Fußballtrainer umgibt ja gern der Nimbus der talentierten Menschenflüsterer. Fast so, als wären sie Zauberer Gandalf'scher Prägung, die mit einem Hauch von Magie eine Truppe Auserwählter auf die Siegesstraße bringen und im besten Falle auch dortbehalten. Die alles durchdringende Grundstimmung in Kampfmannschaften: Auf sie mit Gebrüll! Und dann kommt jemand daher und stellt alles und alle auf den Kopf. Ein Wunderknabe? Taktisch gesehen, eher nicht. Nein, ganz und gar nicht. "Man könnte zwei Internets mit dem füllen, was ich nicht über Fußball weiß", sagt Ted Lasso in seiner Antrittsrede beim AFC Richmond, eine mittelmäßige Premier-League-Mannschaft. Ted Lasso (Jason Sudeikis) ist auch kein Fußballtrainer, sondern ein Footballtrainer aus Kansas. Dass er überhaupt in England gelandet ist, hat er der Chefin des Klubs zu verdanken, die den Fußballverein als ungeliebtes Scheidungskind an der Backe hat. Ihr Ziel: den Lieblingsklubs ihres Ex-Mannes zugrunde richten. Und dann kommt Ted Lasso und es kommt alles anders.
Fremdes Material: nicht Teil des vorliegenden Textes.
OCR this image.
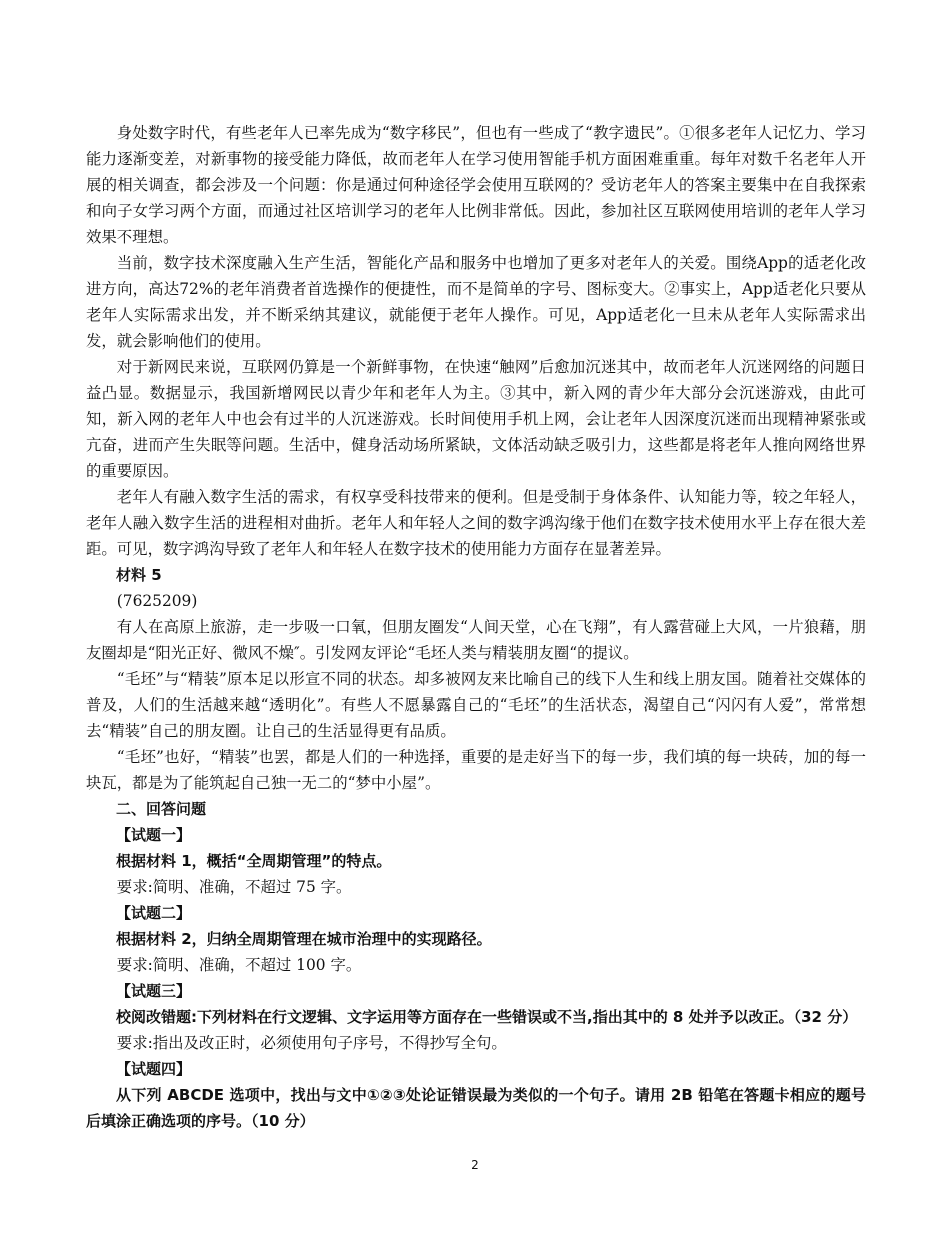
身处数字时代，有些老年人已率先成为“数字移民”，但也有一些成了“教字遗民”。①很多老年人记忆力、学习能力逐渐变差，对新事物的接受能力降低，故而老年人在学习使用智能手机方面困难重重。每年对数千名老年人开展的相关调查，都会涉及一个问题：你是通过何种途径学会使用互联网的？受访老年人的答案主要集中在自我探索和向子女学习两个方面，而通过社区培训学习的老年人比例非常低。因此，参加社区互联网使用培训的老年人学习效果不理想。

当前，数字技术深度融入生产生活，智能化产品和服务中也增加了更多对老年人的关爱。围绕App的适老化改进方向，高达72%的老年消费者首选操作的便捷性，而不是简单的字号、图标变大。②事实上，App适老化只要从老年人实际需求出发，并不断采纳其建议，就能便于老年人操作。可见，App适老化一旦未从老年人实际需求出发，就会影响他们的使用。

对于新网民来说，互联网仍算是一个新鲜事物，在快速“触网”后愈加沉迷其中，故而老年人沉迷网络的问题日益凸显。数据显示，我国新增网民以青少年和老年人为主。③其中，新入网的青少年大部分会沉迷游戏，由此可知，新入网的老年人中也会有过半的人沉迷游戏。长时间使用手机上网，会让老年人因深度沉迷而出现精神紧张或亢奋，进而产生失眠等问题。生活中，健身活动场所紧缺，文体活动缺乏吸引力，这些都是将老年人推向网络世界的重要原因。

老年人有融入数字生活的需求，有权享受科技带来的便利。但是受制于身体条件、认知能力等，较之年轻人，老年人融入数字生活的进程相对曲折。老年人和年轻人之间的数字鸿沟缘于他们在数字技术使用水平上存在很大差距。可见，数字鸿沟导致了老年人和年轻人在数字技术的使用能力方面存在显著差异。

材料 5

(7625209)

有人在高原上旅游，走一步吸一口氧，但朋友圈发“人间天堂，心在飞翔”，有人露营碰上大风，一片狼藉，朋友圈却是“阳光正好、微风不燥″。引发网友评论“毛坯人类与精装朋友圈“的提议。

“毛坯”与“精装”原本足以形宣不同的状态。却多被网友来比喻自己的线下人生和线上朋友国。随着社交媒体的普及，人们的生活越来越“透明化”。有些人不愿暴露自己的“毛坯”的生活状态，渴望自己“闪闪有人爱”，常常想去“精装”自己的朋友圈。让自己的生活显得更有品质。

“毛坯”也好，“精装”也罢，都是人们的一种选择，重要的是走好当下的每一步，我们填的每一块砖，加的每一块瓦，都是为了能筑起自己独一无二的“梦中小屋”。

二、回答问题

【试题一】

根据材料 1，概括“全周期管理”的特点。

要求:简明、准确，不超过 75 字。

【试题二】

根据材料 2，归纳全周期管理在城市治理中的实现路径。

要求:简明、准确，不超过 100 字。

【试题三】

校阅改错题:下列材料在行文逻辑、文字运用等方面存在一些错误或不当,指出其中的 8 处并予以改正。（32 分）

要求:指出及改正时，必须使用句子序号，不得抄写全句。

【试题四】

从下列 ABCDE 选项中，找出与文中①②③处论证错误最为类似的一个句子。请用 2B 铅笔在答题卡相应的题号后填涂正确选项的序号。（10 分）

2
Was im August 2020 mit der ersten Staffel begonnen hat, geht zahlreiche Emmys und Golden Globes später ab Mittwoch auf Apple TV+ bereits in die dritte Staffel. Ted Lasso, ein Motivationsguru vor dem Herrn, der durch die Reihen seiner Gegner mit viel Herz und noch mehr Herzblut pflügt, als wären sie aus Butter. Ja, zum Dahinschmelzen ist das. Das Rezept der Serie ist auf den ersten Blick so denkbar einfach wie ein mittelmäßiger Kalenderspruch: Sei freundlich zu den Menschen und glaube an das, was du tust – "Believe" (Glaube) heißt das beständig dahinwabernde Zauberwort.
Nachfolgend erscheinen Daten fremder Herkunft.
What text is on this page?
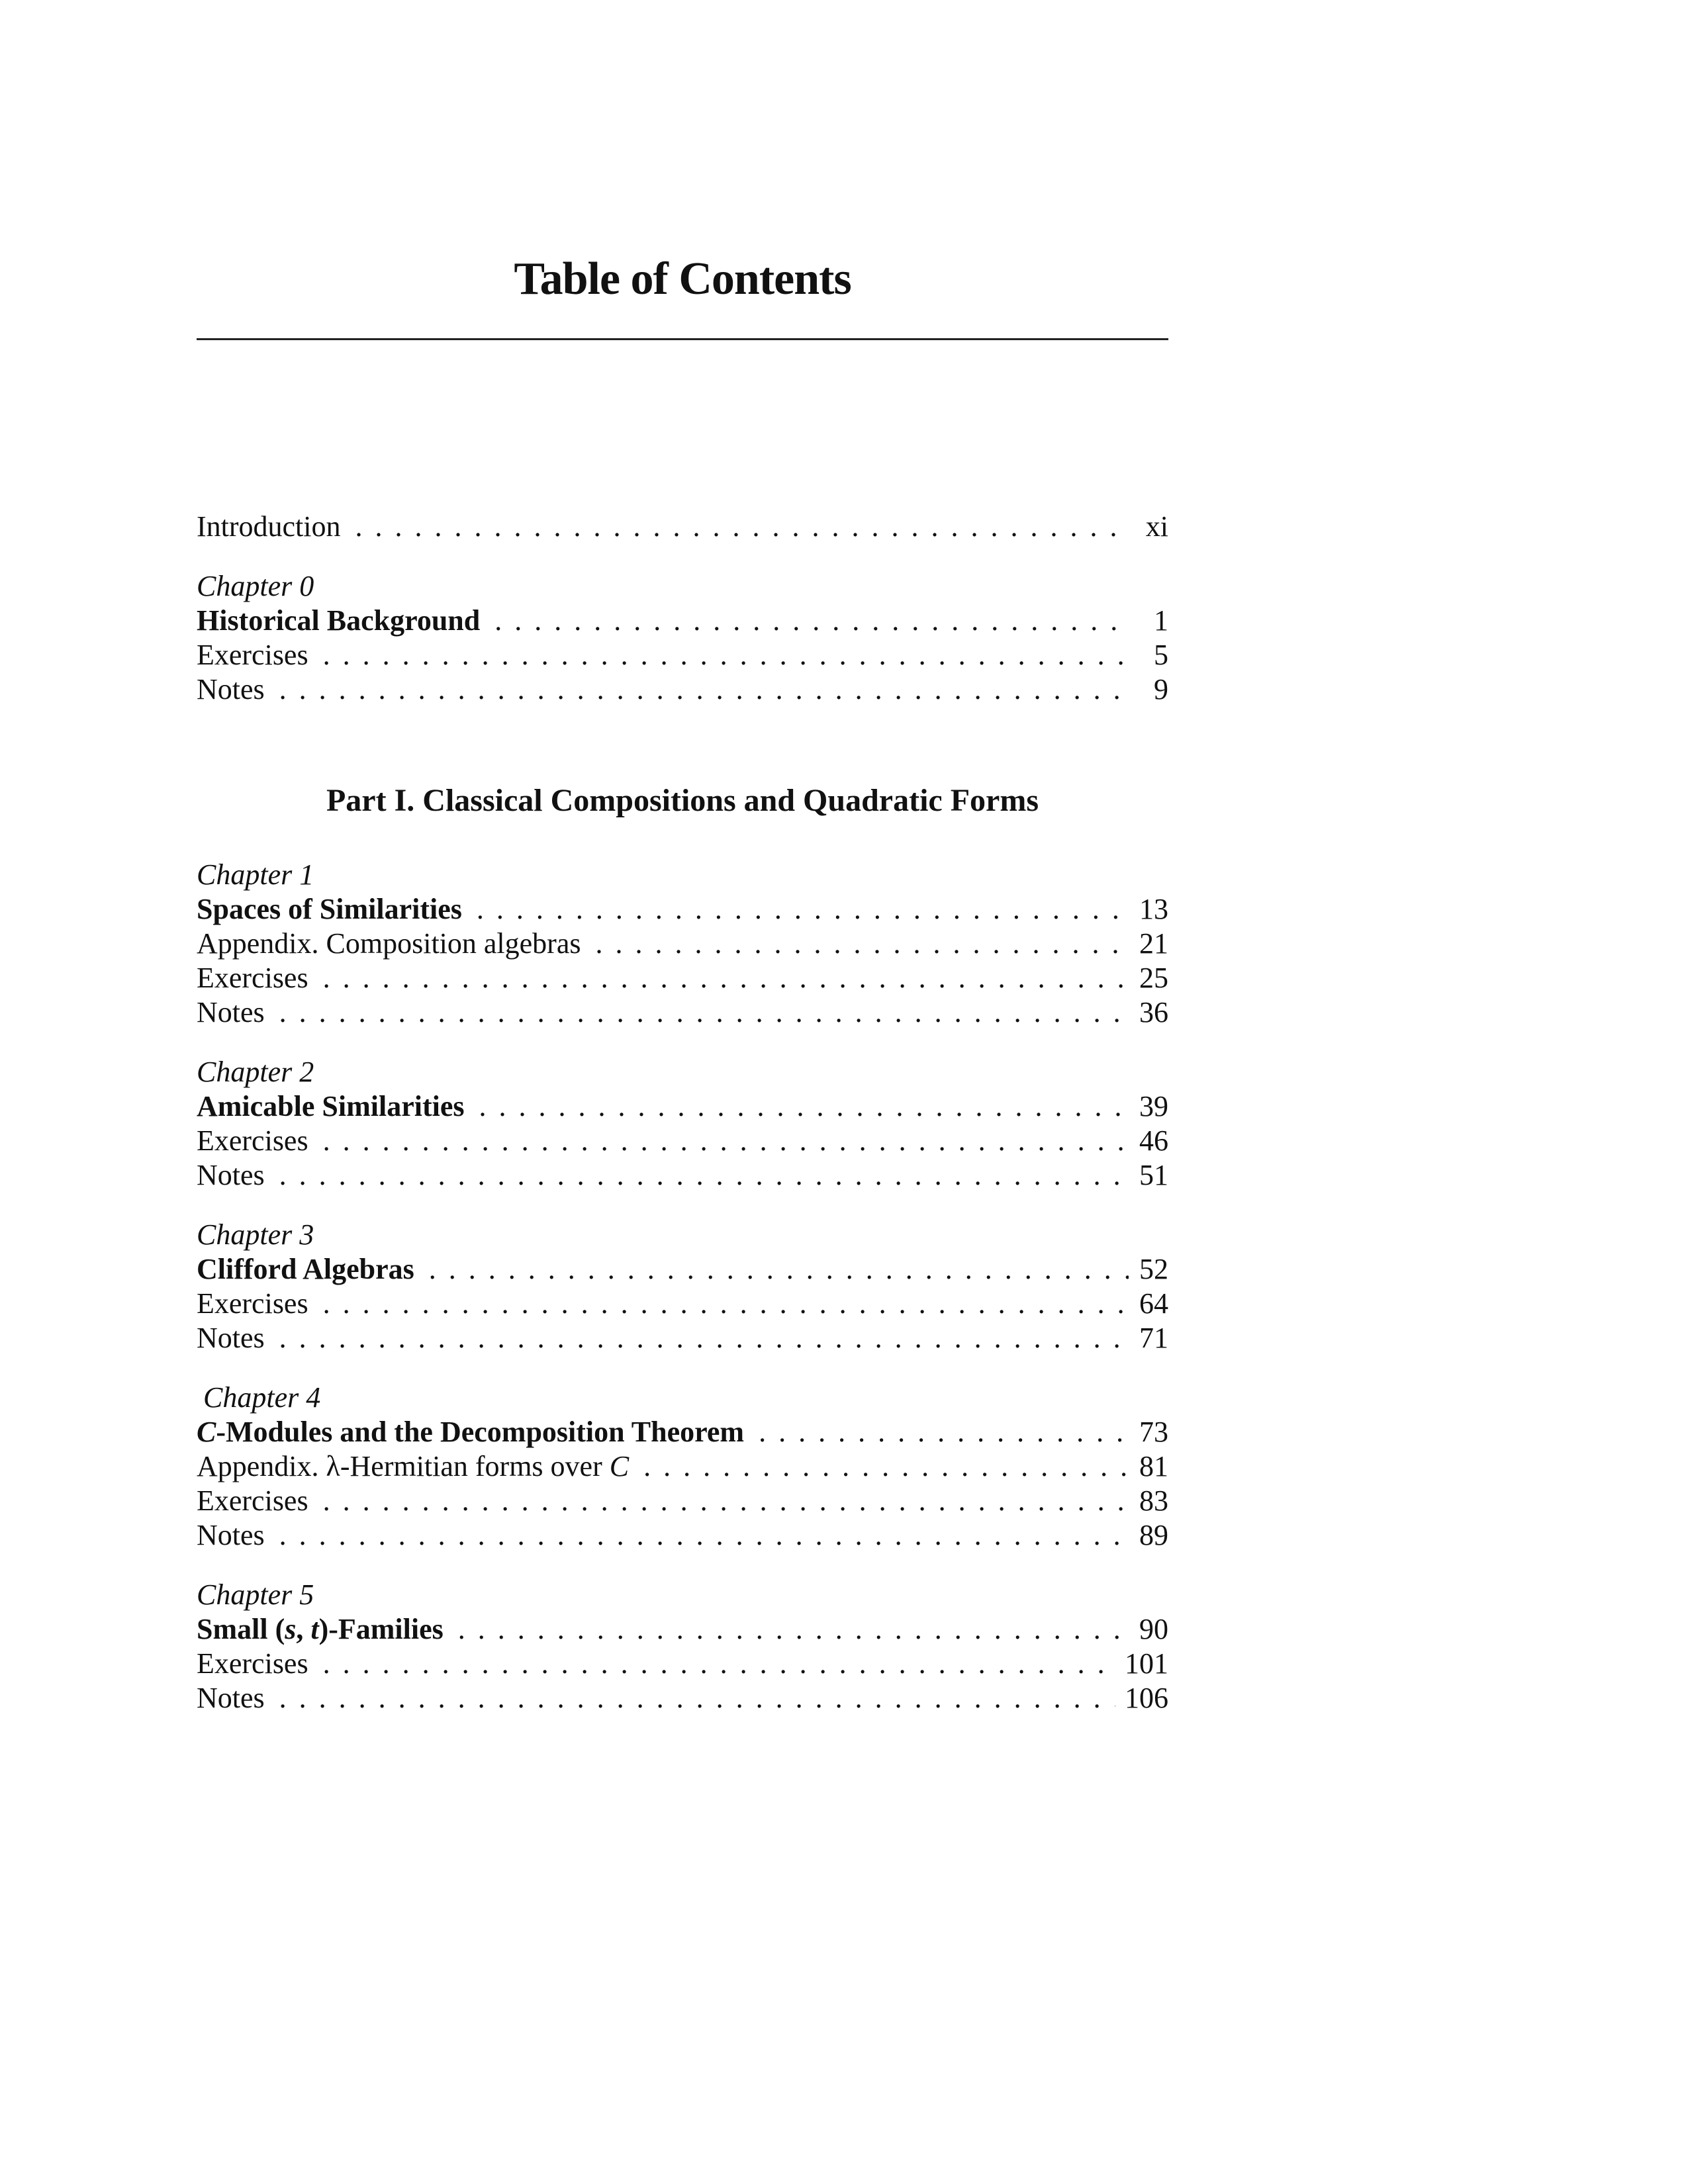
Table of Contents
Introduction . . .	xi
Chapter 0
Historical Background . . .	1
Exercises . . .	5
Notes . . .	9
Part I. Classical Compositions and Quadratic Forms
Chapter 1
Spaces of Similarities . . .	13
Appendix. Composition algebras . . .	21
Exercises . . .	25
Notes . . .	36
Chapter 2
Amicable Similarities . . .	39
Exercises . . .	46
Notes . . .	51
Chapter 3
Clifford Algebras . . .	52
Exercises . . .	64
Notes . . .	71
Chapter 4
C-Modules and the Decomposition Theorem . . .	73
Appendix. λ-Hermitian forms over C . . .	81
Exercises . . .	83
Notes . . .	89
Chapter 5
Small (s, t)-Families . . .	90
Exercises . . .	101
Notes . . .	106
Die große Kunst der Serie ist es, auf diesem schmalen Grat zwischen Kitsch und Coaching zu balancieren. Das gelingt, weil es in der Theorie zwar ums Gewinnen geht, aber die kleinen Erfolge sich aus der Überwindung der Niederlagen auf dem Weg zum Sieg generieren. Hier braust der Siegeszug nicht durch, sondern bleibt bei jeder zwischenmenschlichen Baustelle stehen. Die Besetzung ist eine Art dysfunktionale Fußballmannschaft, deren Macken im Sinne einer Optimierung nicht ausgebügelt, sondern nur kalibriert werden. Plötzlich auftretender Raubtiergesinnung tritt man mit höflichem Interesse und Humor entgegen.
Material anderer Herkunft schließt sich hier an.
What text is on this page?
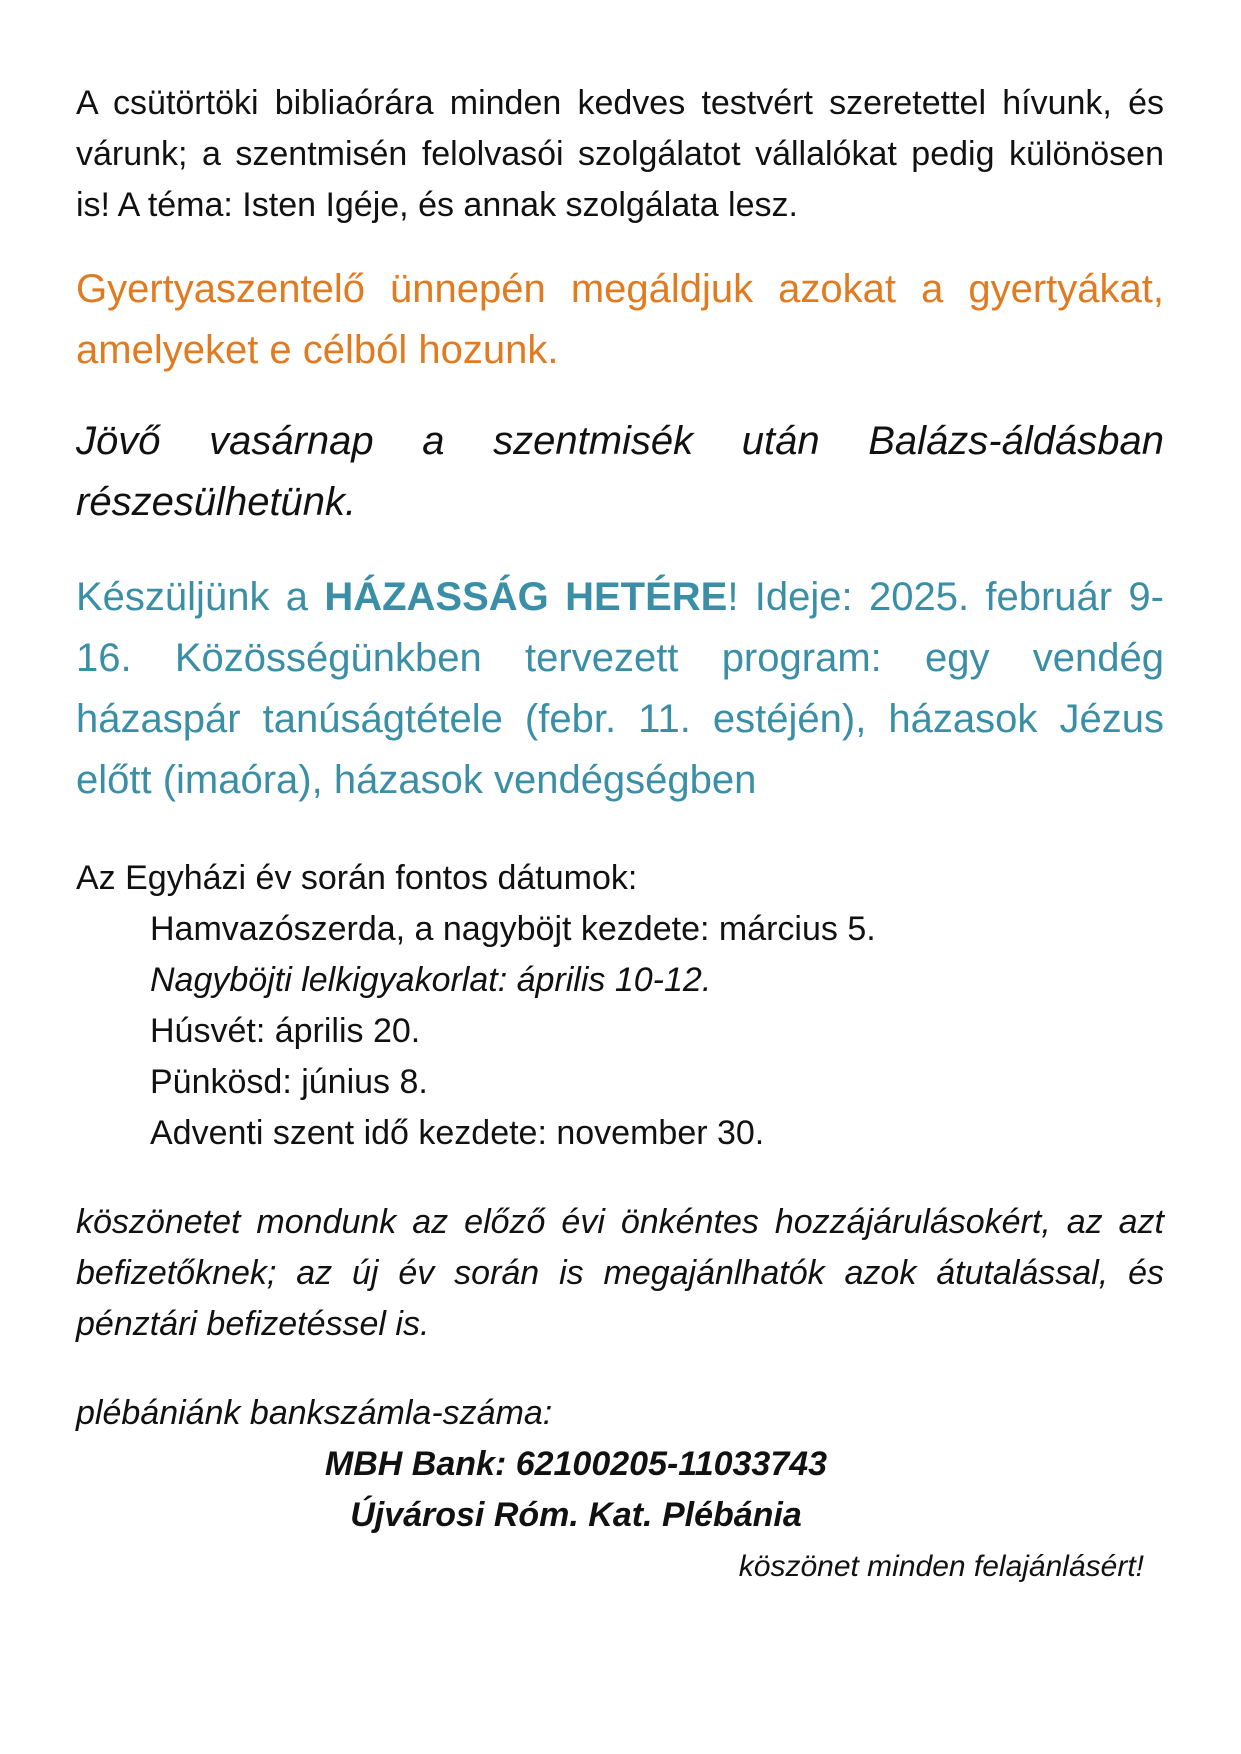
A csütörtöki bibliaórára minden kedves testvért szeretettel hívunk, és várunk; a szentmisén felolvasói szolgálatot vállalókat pedig különösen is! A téma: Isten Igéje, és annak szolgálata lesz.

Gyertyaszentelő ünnepén megáldjuk azokat a gyertyákat, amelyeket e célból hozunk.

Jövő vasárnap a szentmisék után Balázs-áldásban részesülhetünk.

Készüljünk a HÁZASSÁG HETÉRE! Ideje: 2025. február 9-16. Közösségünkben tervezett program: egy vendég házaspár tanúságtétele (febr. 11. estéjén), házasok Jézus előtt (imaóra), házasok vendégségben

Az Egyházi év során fontos dátumok:

Hamvazószerda, a nagyböjt kezdete: március 5.
Nagyböjti lelkigyakorlat: április 10-12.
Húsvét: április 20.
Pünkösd: június 8.
Adventi szent idő kezdete: november 30.

köszönetet mondunk az előző évi önkéntes hozzájárulásokért, az azt befizetőknek; az új év során is megajánlhatók azok átutalással, és pénztári befizetéssel is.

plébániánk bankszámla-száma:

MBH Bank: 62100205-11033743

Újvárosi Róm. Kat. Plébánia

köszönet minden felajánlásért!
Das klingt fast so, als wäre der FC Richmond in rosa Watte gepackt, das Gegenteil ist der Fall: Hier gibt es Trennungen, Panikattacken, Versagensängste und enttäuschte Liebe. In der neuen Staffel wechselt der bisherige Co-Trainer Nathan sogar zur Konkurrenz und für gewöhnlich befindet man sich mehr am Bankett denn auf der Siegerstraße. Das ist wohl noch ein Grund für den Erfolg der Serie: Sie ist eine Gegenstrategie zu einer auf Gewinnen optimierten Welt, die eines oft schmerzlich vermissen lässt – Menschlichkeit. So scheinbar einfach kann das Rezept einer Serie sein.